When their work in Sudan was interrupted by change in the political situation, they had to return to the US. Evadene gave herself more fully to supporting her now teenage children, Charlotte, Ray and Tim, as well as to her younger family, Darryl, Faith, and Susan. She was always an attentive mother, not coddling, always encouraging, challenging each of her children to be the best they could be. After the nest was empty, Evadene decided to go back to school. Her years of study at BIOLA had been invaluable, but she also wanted a degree. She worked on a BA in English partly so that she could write a book about her life in Sudan and about her beloved son Darryl, who lost his life to cancer at age 15. Evadene wrote and published the book Don’t Call Me Poor and always wanted to follow that with a more extensive treatment of her years in Sudan, using the hundreds of letter sent to her Mom, the letters that had been a lifeline while in Sudan, and most of which her Mom saved for her. A stroke made reading and writing difficult for Evadene in her later years and she was never able to write that book.
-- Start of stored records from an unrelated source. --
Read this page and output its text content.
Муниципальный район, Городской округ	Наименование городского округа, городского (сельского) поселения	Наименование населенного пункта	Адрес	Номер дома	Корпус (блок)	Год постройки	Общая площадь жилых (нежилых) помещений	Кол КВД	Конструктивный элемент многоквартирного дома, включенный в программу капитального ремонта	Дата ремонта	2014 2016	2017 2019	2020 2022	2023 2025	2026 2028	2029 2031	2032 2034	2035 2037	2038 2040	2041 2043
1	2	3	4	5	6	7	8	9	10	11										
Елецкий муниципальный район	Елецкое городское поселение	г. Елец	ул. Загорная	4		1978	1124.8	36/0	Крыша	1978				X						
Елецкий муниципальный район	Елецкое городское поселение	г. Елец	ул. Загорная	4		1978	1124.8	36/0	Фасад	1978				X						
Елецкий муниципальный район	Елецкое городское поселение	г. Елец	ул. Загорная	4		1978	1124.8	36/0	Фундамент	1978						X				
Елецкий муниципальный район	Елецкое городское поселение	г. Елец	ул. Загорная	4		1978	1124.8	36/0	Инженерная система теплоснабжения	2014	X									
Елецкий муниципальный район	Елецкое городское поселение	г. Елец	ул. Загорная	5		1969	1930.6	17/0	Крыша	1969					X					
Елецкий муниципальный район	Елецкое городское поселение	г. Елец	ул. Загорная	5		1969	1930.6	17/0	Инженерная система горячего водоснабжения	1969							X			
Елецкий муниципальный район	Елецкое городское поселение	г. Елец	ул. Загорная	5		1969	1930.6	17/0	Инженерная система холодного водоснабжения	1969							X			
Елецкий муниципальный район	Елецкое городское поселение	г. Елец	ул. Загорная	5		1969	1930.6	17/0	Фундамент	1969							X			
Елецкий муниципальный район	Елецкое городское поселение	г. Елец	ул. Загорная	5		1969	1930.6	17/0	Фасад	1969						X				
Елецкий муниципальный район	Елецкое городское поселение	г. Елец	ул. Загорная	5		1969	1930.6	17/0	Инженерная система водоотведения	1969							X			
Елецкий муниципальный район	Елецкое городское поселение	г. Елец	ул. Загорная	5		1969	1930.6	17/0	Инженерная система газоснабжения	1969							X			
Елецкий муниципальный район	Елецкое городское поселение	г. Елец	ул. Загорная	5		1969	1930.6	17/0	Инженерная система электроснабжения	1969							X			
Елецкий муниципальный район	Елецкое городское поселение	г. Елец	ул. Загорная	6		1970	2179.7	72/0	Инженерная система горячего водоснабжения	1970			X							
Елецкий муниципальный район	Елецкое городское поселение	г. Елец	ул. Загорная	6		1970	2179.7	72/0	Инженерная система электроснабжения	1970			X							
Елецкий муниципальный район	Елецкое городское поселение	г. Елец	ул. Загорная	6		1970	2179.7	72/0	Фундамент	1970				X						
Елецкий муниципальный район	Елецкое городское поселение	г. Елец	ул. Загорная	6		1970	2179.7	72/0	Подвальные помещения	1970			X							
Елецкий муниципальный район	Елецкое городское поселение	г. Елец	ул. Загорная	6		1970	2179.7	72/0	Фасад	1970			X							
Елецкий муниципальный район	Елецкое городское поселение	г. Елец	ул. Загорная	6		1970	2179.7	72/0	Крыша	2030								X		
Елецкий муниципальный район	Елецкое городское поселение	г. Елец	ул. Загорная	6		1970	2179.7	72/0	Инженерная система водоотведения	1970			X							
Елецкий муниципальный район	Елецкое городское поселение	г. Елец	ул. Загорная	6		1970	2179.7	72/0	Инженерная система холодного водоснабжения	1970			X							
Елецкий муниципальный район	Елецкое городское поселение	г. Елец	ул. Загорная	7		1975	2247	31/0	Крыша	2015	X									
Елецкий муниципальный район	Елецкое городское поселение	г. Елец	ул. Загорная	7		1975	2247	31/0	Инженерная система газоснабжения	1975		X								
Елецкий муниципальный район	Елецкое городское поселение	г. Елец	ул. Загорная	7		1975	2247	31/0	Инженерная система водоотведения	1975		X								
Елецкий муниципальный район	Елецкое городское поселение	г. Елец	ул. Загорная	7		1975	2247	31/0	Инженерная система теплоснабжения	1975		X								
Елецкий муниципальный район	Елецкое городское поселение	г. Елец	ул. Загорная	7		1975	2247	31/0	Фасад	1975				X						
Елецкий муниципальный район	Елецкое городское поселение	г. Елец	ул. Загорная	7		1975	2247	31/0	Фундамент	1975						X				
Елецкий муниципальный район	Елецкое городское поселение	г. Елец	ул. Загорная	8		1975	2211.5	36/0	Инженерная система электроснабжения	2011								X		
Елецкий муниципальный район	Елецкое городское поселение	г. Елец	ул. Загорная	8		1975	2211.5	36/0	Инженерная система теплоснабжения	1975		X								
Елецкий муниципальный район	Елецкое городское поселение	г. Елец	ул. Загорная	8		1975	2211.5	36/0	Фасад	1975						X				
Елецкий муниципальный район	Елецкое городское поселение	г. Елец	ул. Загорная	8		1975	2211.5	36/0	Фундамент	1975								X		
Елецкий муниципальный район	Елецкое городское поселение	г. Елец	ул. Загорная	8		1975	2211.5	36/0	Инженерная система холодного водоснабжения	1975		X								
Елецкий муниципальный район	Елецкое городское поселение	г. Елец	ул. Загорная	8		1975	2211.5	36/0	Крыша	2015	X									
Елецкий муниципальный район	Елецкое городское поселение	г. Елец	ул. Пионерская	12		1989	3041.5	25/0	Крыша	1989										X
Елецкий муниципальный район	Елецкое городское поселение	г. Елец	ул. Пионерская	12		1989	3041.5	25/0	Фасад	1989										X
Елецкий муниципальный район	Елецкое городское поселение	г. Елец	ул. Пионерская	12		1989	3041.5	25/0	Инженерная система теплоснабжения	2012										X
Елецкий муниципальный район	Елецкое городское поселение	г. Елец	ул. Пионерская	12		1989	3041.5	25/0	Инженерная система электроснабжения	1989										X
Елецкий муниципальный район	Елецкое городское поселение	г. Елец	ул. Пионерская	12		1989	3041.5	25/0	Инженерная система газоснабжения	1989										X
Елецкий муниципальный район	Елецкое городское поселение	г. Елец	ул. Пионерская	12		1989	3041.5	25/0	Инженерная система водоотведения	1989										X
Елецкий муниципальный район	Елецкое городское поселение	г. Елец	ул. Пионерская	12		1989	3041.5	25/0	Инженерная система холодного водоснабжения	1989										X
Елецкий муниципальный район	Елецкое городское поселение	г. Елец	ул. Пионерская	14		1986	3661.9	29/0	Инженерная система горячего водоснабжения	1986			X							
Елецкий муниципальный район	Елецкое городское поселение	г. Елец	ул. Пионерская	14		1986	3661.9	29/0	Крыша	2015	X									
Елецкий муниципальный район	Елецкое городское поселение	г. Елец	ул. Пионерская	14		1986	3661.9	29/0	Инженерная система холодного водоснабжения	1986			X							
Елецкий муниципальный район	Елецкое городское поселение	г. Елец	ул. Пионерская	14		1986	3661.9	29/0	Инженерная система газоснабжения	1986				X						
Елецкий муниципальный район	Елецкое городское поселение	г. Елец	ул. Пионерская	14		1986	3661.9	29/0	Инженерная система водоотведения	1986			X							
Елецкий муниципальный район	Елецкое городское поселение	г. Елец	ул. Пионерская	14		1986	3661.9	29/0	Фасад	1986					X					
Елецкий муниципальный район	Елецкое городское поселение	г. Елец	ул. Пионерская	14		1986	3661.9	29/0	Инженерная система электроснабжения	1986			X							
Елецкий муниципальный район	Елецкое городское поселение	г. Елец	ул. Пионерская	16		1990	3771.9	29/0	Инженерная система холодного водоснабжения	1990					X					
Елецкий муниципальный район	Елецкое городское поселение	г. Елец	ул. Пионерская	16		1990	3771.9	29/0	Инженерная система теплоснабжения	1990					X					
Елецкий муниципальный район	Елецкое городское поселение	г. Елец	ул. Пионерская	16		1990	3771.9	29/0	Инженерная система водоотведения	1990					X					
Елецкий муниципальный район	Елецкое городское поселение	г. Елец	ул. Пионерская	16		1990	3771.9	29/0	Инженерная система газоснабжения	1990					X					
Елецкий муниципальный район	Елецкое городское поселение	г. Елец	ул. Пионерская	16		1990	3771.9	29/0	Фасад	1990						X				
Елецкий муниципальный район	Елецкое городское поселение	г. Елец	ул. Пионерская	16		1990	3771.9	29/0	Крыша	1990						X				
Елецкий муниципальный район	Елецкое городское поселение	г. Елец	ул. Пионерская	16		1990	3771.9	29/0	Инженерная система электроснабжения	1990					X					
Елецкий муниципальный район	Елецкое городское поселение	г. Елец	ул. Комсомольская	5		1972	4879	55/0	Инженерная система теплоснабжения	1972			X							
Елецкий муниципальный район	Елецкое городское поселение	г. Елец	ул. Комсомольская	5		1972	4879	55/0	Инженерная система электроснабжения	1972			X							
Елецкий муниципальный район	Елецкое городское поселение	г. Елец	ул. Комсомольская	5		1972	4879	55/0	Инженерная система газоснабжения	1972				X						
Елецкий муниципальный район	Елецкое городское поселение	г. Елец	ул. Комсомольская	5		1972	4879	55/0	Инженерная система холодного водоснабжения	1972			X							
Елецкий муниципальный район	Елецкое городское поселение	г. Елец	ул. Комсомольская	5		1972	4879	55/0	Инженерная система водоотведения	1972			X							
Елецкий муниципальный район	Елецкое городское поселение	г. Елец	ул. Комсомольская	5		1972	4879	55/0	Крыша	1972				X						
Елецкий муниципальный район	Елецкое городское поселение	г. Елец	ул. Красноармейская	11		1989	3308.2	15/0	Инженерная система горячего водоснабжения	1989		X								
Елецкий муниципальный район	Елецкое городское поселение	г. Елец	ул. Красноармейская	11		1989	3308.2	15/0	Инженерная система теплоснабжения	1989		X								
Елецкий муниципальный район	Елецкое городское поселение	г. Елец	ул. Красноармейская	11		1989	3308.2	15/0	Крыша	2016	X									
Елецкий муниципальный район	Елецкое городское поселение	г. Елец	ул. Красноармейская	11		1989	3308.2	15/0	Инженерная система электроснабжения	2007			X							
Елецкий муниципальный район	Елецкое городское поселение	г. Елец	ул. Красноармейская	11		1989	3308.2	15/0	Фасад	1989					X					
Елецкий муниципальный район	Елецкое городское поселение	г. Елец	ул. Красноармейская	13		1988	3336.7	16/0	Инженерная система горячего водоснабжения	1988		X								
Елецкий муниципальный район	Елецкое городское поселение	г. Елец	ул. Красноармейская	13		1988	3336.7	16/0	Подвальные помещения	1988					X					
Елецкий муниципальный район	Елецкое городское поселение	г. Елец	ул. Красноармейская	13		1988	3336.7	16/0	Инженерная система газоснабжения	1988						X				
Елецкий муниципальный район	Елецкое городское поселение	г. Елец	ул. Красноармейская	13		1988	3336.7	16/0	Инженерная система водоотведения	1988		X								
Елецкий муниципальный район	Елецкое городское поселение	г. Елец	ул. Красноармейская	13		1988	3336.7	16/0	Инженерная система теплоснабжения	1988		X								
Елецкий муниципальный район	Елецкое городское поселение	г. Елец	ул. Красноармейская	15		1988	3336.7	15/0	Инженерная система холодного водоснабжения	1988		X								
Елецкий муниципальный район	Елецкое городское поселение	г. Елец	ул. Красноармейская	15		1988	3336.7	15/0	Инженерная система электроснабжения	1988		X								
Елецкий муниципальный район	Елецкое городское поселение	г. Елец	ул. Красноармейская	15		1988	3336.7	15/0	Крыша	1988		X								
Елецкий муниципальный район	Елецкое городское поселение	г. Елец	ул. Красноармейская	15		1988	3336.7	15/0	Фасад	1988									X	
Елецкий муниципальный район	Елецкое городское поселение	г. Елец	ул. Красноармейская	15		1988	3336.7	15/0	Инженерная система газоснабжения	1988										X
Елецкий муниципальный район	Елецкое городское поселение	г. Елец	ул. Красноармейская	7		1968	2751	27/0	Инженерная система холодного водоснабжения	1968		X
Evadene and Harvey spent their final working years crisscrossing the western US recruiting missionaries to go to Africa to carry on the work they had done years before. They would be gone for months, Harvey driving their mobile home, while Evadene rode next to him typing notes from their most recent visit. They went from city to city visiting colleges and churches, seeming to retain the energy of that 21 and 23 year-old-couple who landed in Khartoum back in 1947. After a few years, a mission leader told them they had recruited a record number – more than 150 – of new missionaries to work in different countries of Africa.
Evadene and Harvey were married almost 72 years when he died two years ago. They lived out their final days at Covenant Village with daughter Susan tending to them through regular visits, and their other children spending time with them as frequently as they could. Even with dwindling health, Covenant Village proved to be a happy home for their later years. Evadene could readily say with the Apostle Paul, “I have fought a good fight, I have finished my course, I have kept the faith.” Hers was a life well lived.
Evadene is survived by three daughters: Charlotte Holcomb of Portland, Oregon; Faith Hintz of Nunica, Michigan; and Susan Carlson of Turlock; two sons: Raymond of Denver, Colorado; and Timothy of La Habra, California; 16 grandchildren, and 25 great grandchildren. She is preceded in death by two sons: Donald (1955) and Darryl (1972) as well as all her siblings: Wilbur Merrill, Levelle Walton, and Eldora Schwab.
A graveside service will be held at Turlock Memorial Park on Thursday, September 24, 2020 at 2 PM. Those wishing to attend will need to wear a mask. We recommend you also bring a chair and umbrella if you desire shade. In light of the pandemic, the family plans to have a more traditional memorial service next year.